Let's say that I get the data set one point at a time, I don't know how many data points there are, and I have a finite amount of memory for storage as I build up this function.
Are there any good ways to fit a function to a data set as it comes in, with limited storage space? I think I'm looking for an "online" algorithm for fitting a function to a data set.
My best guess at an algorithm would be to decide on a fixed amount of storage to use, and have that define the degree of a polynomial. For instance, I might decide on a cubic curve and store the coefficients of the power series of $x$; $A,B,C,D$ in the equation $y = Ax^3+Bx^2+Cx+D$.
The next part of the problem would be to start the coefficients at some value, and then as data points come in, I would account for their influence in the equation some how.
Making polynomials from data points is fairly easy, using something like Lagrange Interpolation, but unfortunately I'm not sure how to turn that into an "online" algorithm where I don't know all of the data points in advance.
With fixed memory constraints, and a fixed degree polynomial (when i may get any number of points), I know that my resulting equation will only be an approximation, and won't actually necessarily be a true representation of my data set, but getting as close as reasonably possible is a desired result.
Does anyone know any techniques or methods for doing this?

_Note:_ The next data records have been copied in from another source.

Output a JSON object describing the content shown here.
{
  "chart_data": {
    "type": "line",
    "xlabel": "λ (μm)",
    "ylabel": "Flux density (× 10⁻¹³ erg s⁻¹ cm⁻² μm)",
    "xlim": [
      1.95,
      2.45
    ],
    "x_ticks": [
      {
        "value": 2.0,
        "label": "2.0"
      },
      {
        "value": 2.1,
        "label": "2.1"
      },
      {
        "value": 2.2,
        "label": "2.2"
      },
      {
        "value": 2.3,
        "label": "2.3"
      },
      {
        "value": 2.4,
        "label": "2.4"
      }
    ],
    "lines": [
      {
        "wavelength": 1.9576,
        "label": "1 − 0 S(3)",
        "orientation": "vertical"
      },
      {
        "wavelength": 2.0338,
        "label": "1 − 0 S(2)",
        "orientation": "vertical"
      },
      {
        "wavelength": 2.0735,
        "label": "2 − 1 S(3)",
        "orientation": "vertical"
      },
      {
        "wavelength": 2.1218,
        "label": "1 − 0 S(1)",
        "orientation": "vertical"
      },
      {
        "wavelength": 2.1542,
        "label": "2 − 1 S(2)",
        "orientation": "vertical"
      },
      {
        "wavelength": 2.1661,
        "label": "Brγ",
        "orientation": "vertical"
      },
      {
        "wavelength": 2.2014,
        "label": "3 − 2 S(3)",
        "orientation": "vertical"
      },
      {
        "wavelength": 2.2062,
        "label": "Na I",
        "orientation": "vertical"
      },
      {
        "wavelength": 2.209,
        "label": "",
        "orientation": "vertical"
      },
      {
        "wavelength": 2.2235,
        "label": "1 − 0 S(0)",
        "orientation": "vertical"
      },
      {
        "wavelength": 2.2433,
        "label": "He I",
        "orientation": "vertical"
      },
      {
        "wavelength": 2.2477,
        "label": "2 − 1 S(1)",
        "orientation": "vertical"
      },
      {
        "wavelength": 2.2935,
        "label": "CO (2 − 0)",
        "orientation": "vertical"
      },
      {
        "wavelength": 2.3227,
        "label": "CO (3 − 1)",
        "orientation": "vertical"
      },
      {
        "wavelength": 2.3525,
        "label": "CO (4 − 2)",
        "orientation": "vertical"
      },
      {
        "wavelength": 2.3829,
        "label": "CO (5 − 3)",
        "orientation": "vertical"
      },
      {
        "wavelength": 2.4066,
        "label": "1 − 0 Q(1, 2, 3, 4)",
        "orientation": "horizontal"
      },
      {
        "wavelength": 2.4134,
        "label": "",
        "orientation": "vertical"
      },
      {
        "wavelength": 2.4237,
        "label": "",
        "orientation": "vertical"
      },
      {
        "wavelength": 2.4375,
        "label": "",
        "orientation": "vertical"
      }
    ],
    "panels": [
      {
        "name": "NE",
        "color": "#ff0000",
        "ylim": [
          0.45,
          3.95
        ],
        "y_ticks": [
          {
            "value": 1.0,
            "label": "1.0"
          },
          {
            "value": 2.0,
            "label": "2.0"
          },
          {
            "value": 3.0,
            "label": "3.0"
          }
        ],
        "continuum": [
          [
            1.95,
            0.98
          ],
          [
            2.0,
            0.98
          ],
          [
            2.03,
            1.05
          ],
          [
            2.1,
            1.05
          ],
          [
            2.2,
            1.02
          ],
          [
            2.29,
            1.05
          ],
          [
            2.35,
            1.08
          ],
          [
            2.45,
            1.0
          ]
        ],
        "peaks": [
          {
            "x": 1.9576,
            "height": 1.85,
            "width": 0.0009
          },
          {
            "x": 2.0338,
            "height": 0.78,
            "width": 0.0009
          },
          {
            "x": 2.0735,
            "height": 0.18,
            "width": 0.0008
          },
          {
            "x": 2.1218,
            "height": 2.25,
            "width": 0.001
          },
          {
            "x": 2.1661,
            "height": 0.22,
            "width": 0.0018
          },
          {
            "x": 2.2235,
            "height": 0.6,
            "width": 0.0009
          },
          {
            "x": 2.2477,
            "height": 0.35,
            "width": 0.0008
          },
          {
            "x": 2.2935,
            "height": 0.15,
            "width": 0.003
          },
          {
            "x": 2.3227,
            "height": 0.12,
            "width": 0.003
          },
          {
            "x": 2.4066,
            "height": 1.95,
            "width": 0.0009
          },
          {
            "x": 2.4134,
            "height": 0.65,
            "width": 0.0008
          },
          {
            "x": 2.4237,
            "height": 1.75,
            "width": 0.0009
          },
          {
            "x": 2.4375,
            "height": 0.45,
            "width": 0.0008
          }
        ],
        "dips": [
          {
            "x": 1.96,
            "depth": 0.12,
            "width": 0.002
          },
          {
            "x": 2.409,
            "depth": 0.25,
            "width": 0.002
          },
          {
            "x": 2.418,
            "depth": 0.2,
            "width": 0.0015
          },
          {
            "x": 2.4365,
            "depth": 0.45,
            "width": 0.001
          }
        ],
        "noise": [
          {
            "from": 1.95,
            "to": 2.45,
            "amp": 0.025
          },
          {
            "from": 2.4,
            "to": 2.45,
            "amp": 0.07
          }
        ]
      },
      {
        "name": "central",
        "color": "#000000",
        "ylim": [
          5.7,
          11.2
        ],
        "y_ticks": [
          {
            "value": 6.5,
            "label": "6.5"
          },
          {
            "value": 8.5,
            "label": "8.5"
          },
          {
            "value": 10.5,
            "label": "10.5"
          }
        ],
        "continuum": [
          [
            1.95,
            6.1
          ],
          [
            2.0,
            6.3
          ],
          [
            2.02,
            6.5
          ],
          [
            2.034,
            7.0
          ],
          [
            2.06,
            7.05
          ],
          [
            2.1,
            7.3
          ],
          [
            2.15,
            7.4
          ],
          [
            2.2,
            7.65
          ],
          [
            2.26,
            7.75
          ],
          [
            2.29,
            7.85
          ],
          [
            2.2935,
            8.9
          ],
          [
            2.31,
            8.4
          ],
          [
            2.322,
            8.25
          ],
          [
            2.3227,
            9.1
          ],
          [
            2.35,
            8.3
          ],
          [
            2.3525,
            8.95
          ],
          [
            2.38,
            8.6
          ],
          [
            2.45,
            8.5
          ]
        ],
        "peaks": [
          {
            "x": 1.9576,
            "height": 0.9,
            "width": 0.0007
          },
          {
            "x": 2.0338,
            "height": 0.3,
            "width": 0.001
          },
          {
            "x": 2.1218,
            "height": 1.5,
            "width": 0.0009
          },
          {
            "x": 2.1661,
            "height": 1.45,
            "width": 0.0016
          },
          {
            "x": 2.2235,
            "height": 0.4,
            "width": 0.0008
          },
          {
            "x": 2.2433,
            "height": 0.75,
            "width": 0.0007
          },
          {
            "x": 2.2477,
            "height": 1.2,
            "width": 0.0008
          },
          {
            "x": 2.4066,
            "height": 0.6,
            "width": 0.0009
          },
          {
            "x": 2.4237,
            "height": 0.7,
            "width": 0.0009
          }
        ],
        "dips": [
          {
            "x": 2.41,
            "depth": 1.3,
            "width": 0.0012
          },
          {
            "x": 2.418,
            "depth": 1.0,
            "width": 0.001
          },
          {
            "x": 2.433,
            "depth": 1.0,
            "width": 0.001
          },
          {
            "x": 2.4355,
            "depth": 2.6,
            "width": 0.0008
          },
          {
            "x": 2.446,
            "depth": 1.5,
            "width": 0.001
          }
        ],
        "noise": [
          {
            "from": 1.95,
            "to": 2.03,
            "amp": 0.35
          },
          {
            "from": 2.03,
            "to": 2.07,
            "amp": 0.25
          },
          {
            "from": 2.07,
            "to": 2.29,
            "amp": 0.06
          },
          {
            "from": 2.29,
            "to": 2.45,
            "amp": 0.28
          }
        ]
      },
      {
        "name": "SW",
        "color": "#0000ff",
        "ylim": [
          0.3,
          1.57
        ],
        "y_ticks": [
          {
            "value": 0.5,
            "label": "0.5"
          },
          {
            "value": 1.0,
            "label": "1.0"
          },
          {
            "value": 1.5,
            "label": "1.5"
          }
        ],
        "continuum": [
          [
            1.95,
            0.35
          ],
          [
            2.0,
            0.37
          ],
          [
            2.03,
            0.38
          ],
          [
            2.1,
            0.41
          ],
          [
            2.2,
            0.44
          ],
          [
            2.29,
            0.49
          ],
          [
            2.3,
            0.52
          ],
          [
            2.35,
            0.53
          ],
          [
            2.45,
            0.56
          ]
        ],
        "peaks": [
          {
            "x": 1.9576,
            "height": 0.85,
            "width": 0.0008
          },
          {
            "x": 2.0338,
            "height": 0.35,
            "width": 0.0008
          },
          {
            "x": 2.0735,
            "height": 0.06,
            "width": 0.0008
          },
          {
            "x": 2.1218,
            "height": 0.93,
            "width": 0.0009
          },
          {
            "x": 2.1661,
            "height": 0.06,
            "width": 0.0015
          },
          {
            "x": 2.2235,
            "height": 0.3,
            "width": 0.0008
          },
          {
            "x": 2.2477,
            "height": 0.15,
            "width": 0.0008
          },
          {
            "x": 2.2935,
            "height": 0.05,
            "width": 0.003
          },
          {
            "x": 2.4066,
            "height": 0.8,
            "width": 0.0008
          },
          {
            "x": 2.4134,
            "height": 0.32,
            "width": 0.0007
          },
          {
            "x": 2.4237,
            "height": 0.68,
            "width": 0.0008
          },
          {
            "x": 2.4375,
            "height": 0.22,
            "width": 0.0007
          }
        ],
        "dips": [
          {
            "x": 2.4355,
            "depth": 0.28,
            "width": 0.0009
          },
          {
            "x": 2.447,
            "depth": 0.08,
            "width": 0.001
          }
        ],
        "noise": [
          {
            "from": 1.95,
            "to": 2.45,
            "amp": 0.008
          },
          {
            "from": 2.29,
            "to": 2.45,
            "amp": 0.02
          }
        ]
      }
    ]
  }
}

Suppose you fix a degree $d$ in advance for your polynomial, and ask for a linear least-squares fit to your polynomial. With data $(x_j, y_j)$, $j = 1\ldots n$, the coefficients $c_0, \ldots, c_d$ give the least-squares solution to the system $Y = A c$ where $Y = [y_1, \ldots, y_n]^T$, and $A_{jk} = x_j^k$, $j=1\ldots, n$, $k = 0\ldots d$. This least-squares solution is given by solving the normal equations $$ A^T A c = A^T Y$$ assuming $A^T A$ has rank $d+1$, which it does as soon as there are at least $d+1$ distinct $x_j$, $c = (A^T A)^{-1} A^T Y$. Note that $(A^T A)_{ik} = \sum_j x_j^{i+k}$, so $A^T A$ is constant on antidiagonals and requires only $O(d)$ storage, and is easily updated. For each new data point $(x_j, y_j)$ you add $x_j^{i+k}$ to $(A^T A)_{ik}$, and $x_j^i y_j$ to $(A^T Y)_i$, $i=0 \ldots, d$, $k = 0 \ldots d$.